Kapal MV Al Khaliq yang berkapasitas besar itu dibajak pada 22 Oktober lalu sekitar 180 mil laut dari Seychelles, di Samudera Hindia. Misi angkatan laut Uni Eropa di kawasan itu menegaskan, bahwa kapal itu telah membebaskan para sandera setelah uang tebusan yang diminta dibayar.
"Kapal masih di sini, tetapi para bajak laut itu sudah kosong dan kami datang kembali ke pantai dengan uang tebusan mereka," kata Ilkase, berbicara dari sarang bajak laut utama dari Harardhere, utara ibu kota Mogadishu.

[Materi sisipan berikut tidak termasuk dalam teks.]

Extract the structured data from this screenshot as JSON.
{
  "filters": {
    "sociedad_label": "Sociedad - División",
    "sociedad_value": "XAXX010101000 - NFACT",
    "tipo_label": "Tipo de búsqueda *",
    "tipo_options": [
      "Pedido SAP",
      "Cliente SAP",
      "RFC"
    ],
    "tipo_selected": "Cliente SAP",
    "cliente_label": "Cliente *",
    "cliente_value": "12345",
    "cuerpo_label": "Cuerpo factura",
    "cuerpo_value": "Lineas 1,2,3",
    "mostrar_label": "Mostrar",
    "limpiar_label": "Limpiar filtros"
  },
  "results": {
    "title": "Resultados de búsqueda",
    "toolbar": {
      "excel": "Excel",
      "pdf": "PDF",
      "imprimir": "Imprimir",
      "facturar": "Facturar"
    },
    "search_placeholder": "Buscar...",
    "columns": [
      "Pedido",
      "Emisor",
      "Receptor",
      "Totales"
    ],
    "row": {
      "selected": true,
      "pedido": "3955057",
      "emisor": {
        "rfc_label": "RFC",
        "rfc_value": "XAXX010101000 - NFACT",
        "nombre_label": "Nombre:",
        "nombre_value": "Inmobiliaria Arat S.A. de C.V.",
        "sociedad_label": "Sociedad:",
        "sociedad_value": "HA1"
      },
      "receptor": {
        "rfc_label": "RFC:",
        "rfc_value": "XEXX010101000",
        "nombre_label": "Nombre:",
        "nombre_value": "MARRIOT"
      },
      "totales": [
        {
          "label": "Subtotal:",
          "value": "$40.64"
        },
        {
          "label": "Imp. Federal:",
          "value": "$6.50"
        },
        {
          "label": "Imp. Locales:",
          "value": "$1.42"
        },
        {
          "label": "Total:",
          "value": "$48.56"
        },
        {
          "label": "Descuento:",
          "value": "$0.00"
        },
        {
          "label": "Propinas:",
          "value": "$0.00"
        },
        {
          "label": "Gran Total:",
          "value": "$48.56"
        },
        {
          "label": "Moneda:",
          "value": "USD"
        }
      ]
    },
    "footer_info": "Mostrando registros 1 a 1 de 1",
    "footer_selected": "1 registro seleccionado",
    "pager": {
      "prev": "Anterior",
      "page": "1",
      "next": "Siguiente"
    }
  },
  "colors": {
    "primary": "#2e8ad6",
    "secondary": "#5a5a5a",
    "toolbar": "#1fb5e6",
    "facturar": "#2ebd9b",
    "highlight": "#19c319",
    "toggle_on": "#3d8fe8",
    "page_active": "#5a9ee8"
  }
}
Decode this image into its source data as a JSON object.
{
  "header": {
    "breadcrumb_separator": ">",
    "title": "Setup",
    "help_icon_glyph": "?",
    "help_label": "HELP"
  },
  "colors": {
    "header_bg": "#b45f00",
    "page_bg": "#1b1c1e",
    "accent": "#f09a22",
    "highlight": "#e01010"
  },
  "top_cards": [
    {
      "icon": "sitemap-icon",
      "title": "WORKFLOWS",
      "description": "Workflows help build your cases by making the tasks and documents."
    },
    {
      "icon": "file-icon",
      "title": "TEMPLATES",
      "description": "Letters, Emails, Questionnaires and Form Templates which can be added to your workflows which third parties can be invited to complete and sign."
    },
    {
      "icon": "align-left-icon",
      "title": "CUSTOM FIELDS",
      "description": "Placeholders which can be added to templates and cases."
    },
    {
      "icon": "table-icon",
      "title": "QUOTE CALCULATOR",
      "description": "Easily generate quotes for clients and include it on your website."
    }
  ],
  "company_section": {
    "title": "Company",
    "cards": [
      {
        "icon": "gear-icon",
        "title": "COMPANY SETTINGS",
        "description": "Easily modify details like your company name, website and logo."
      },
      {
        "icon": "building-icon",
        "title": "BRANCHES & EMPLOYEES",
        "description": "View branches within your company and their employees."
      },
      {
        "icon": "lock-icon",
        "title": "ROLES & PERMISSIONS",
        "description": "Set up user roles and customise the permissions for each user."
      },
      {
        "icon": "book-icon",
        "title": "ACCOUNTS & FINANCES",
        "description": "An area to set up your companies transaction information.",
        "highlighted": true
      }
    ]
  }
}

Seorang nelayan mengatakan dia melihat beberapa bajak laut kembali ke darat dari kapal dengan kantong-kantong uang tunai. "Para perompak telah menahan kapal itu dekat Hundule dan aku melihat mereka datang ke darat, mereka membawa kantong uang di kapal cepat," kata Hussein Shugle.
Kru Al Khaliq terdiri dari 24 orang India dan dua warga negara Burma.